2009年02月12日(木)  ハンブルク・バレエ×ジョン・ノイマイヤー『人魚姫』

「ハンブルク・バレエの『人魚姫』観ない? 振付はノイマイヤーよ」と友人カヨちゃんよりお誘い。ハンブルク・バレエもノイマイヤーも知らないけれど、人魚姫には思い入れがある。市村正親さんが『BARアンデルセン』のマスターとアンデルセンの世界の一人芝居を演じる『真夜中のアンデルセン』という実験的な音楽劇ドラマを作ったことがあり、劇中で取り上げたのがこの物語だった。深夜番組にしては高視聴率だったけれど、シリーズ化はされず、次は『雪の女王』をやりたいという目論みは叶わなかった。でも、最初で最後の一本が人魚姫だったのは正解だったと、今日のバレエを観て、あらためて思った。

アンデルセンだと思われる「詩人」が第一幕冒頭から登場し、彼が語り部の役割を担って物語を運んでいく。上下する曲線で海底と地上を表現するなどシンプルだけど明快な美術は洗練された現代アートを見ているよう。衣装も気合いの入ったクラシックバレエと比べると、エコか、というほど軽量。王子に至ってはメインの衣装が水着で、これまでに見たどんな王子の衣装よりもロイヤル感がない。ヒマさえあればゴルフの練習をしている王子という描き方も画期的。

魔法をかけられて人間の足を手に入れる前の人魚姫をどう表現するのか興味があったが、空気が海水に見えるほど、人魚姫の「泳ぎ」はすばらしかった。

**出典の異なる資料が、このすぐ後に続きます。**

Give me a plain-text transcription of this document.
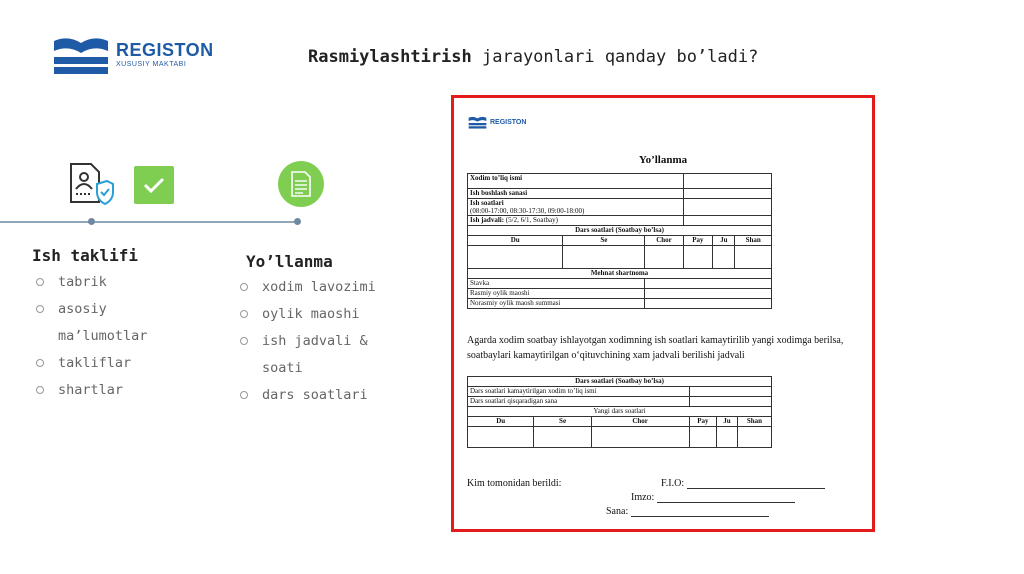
REGISTON
XUSUSIY MAKTABI	Rasmiylashtirish jarayonlari qanday bo’ladi?
Ish taklifi
tabrik
asosiy ma’lumotlar
takliflar
shartlar
Yo’llanma
xodim lavozimi
oylik maoshi
ish jadvali & soati
dars soatlari
REGISTON
Yo’llanma
Xodim to’liq ismi					
Ish boshlash sanasi					
Ish soatlari
(08:00-17:00, 08:30-17:30, 09:00-18:00)					
Ish jadvali: (5/2, 6/1, Soatbay)					
Dars soatlari (Soatbay bo’lsa)					
Du	Se	Chor	Pay	Ju	Shan

Mehnat shartnoma					
Stavka					
Rasmiy oylik maoshi					
Norasmiy oylik maosh summasi					
Agarda xodim soatbay ishlayotgan xodimning ish soatlari kamaytirilib yangi xodimga berilsa, soatbaylari kamaytirilgan o‘qituvchining xam jadvali berilishi jadvali
Dars soatlari (Soatbay bo’lsa)					
Dars soatlari kamaytirilgan xodim to’liq ismi					
Dars soatlari qisqaradigan sana					
Yangi dars soatlari					
Du	Se	Chor	Pay	Ju	Shan

Kim tomonidan berildi:	F.I.O:
Imzo:
Sana:
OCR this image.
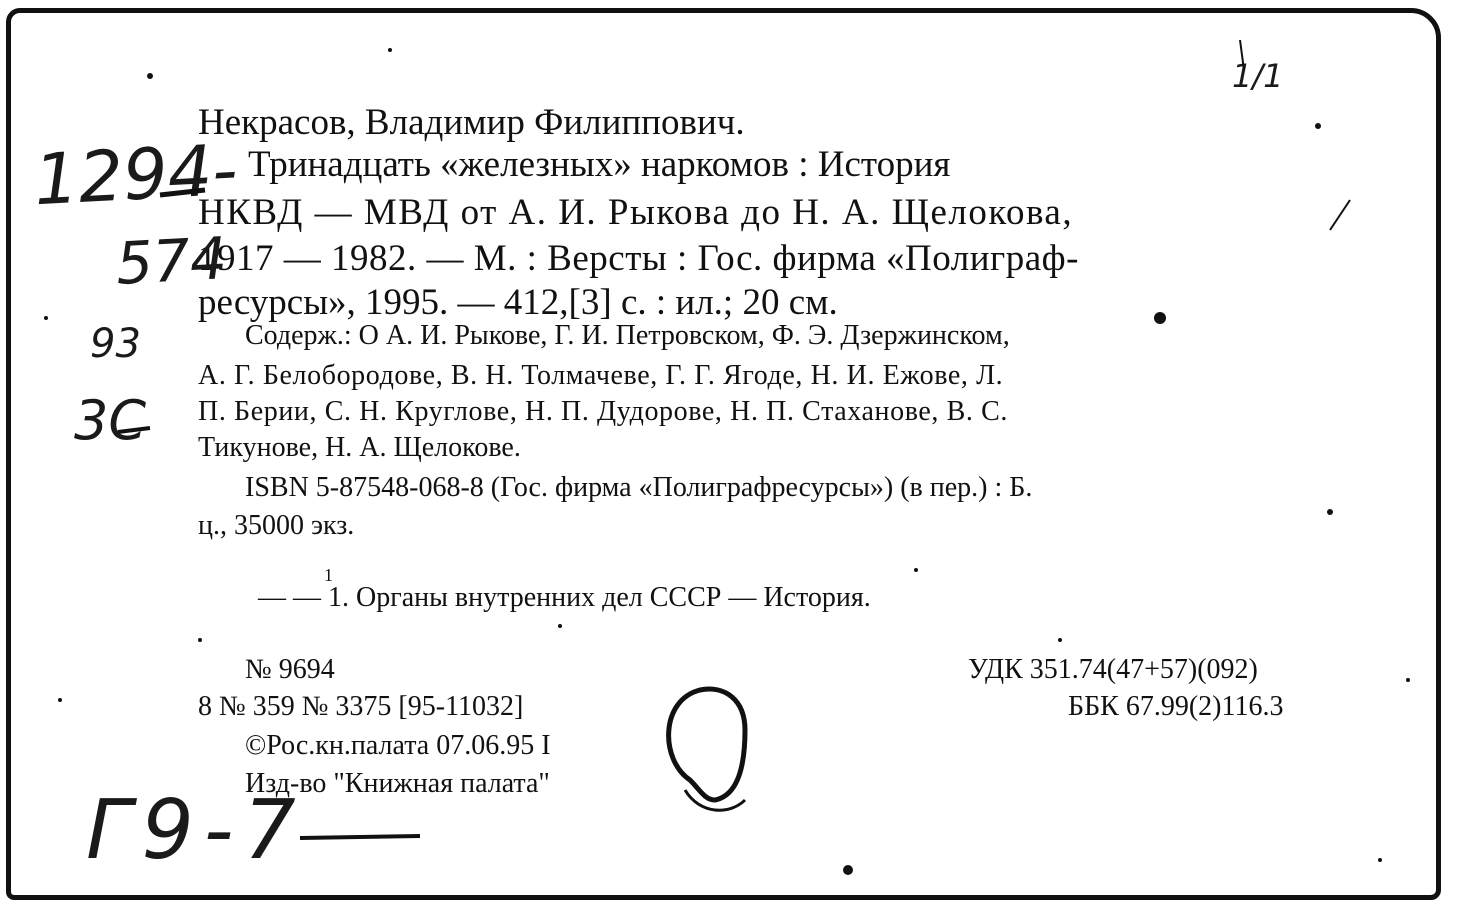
Некрасов, Владимир Филиппович.
Тринадцать «железных» наркомов : История
НКВД — МВД от А. И. Рыкова до Н. А. Щелокова,
1917 — 1982. — М. : Версты : Гос. фирма «Полиграф-
ресурсы», 1995. — 412,[3] с. : ил.; 20 см.
Содерж.: О А. И. Рыкове, Г. И. Петровском, Ф. Э. Дзержинском,
А. Г. Белобородове, В. Н. Толмачеве, Г. Г. Ягоде, Н. И. Ежове, Л.
П. Берии, С. Н. Круглове, Н. П. Дудорове, Н. П. Стаханове, В. С.
Тикунове, Н. А. Щелокове.
ISBN 5-87548-068-8 (Гос. фирма «Полиграфресурсы») (в пер.) : Б.
ц., 35000 экз.
1
— — 1. Органы внутренних дел СССР — История.
№ 9694	УДК 351.74(47+57)(092)
8 № 359 № 3375 [95-11032]	ББК 67.99(2)116.3
©Рос.кн.палата 07.06.95 I
Изд-во "Книжная палата"
1294-
574
93
3С
Г9-7
1/1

男性ダンサーにリフトされて伸びやかに泳ぎ回るときはもちろん、二本の足を地につけているときさえ、海底を泳いでいるように見える。しなやかにくねる動きはまさに魚を思わせた。足を得た人魚姫が陸に上がると、一歩を踏み出す痛みが、ちゃんと見える。人間の体をうまく使いこなせないもどかしさも、手に取るようにわかる。人間の体がどれだけ雄弁に語ることができるかを見せられているようだった。

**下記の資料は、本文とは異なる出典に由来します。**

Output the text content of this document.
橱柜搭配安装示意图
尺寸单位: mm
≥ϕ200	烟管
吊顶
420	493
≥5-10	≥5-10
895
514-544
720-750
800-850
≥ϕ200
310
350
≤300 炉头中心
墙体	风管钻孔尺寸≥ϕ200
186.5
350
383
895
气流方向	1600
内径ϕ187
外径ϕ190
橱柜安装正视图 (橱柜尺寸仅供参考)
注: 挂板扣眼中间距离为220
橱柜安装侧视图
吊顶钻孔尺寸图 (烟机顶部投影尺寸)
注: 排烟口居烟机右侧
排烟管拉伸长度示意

跳躍の高さや回転数よりもストーリーを表現することに身体を駆使した振付は、ラストにもよく表れていた。悲しみに沈む人魚姫の動きは静かになっていくが、伝わって来る感情が観客の心を動かしていく。それが膨らみきったところで、泡になって天に召される場面が訪れる。シンプルに徹した舞台装置はここからの逆算だったかと思えるほど、星くずのようなきらめきの静謐な美しさが際立った。

しばしの余韻を割って湧き起こった拍手と「ブラボー」の声が鳴り止まず、カーテンコールが繰り返された。手を取り合ってお辞儀を繰り返す出演者たちの手応えも伝わって来て、舞台と客席が心地よい興奮を分かち合った。振付のノイマイヤー氏が登場すると、拍手はいっそう大きくなった。

巨匠ノイマイヤーの名をバレエに疎いわたしは知らず、コピーライター時代に仕事をしたイラストレーターと同じ名前だ、いやあれはルーマイヤーだというお粗末な知識だったが、作品を観て、「女心がわかる」「胸が締めつけられる」という評判に納得した。あらすじをよく知っているせいもあるけれど、バレエのヒロインにこれほど感情移入したのは初めてだった。身体の動きのひとつひとつに感情が宿り、人魚姫の海よりも深い悲しみが胸を刺す痛みとなって伝わってくる。バレエは踊るのではなく演じるのだ。バレエダンサーの表現力の豊かさに目を見開かせてくれたジョン・ノイマイヤーの名は、今日の舞台とともにわたしの脳裏に刻まれた。名前にイマイが入っているのも親近感。

劇場を出て、並びの席で鑑賞した元同僚のヤマムロ嬢、タカトモ嬢と東急百貨店本店前のビストロVIRONで夕食。ここのパンが好きだけど、食事をしたのは初めて。シャンパンで乾杯し、ワインを飲み、パンをちぎり、カスレを食べ、バレエを語る。「今井が飲みかけの日本酒を手土産にうちに遊びに来たのを思い出して、こないだ爆笑したよ」とヤマムロ嬢に言われ、「ああ、ありましたね。ハーフボトル事件」と笑う。こういう時間が書き続ける力をくれる気がする。ちょうど仕事が空いた谷間の晩に、いい栄養を蓄えられた。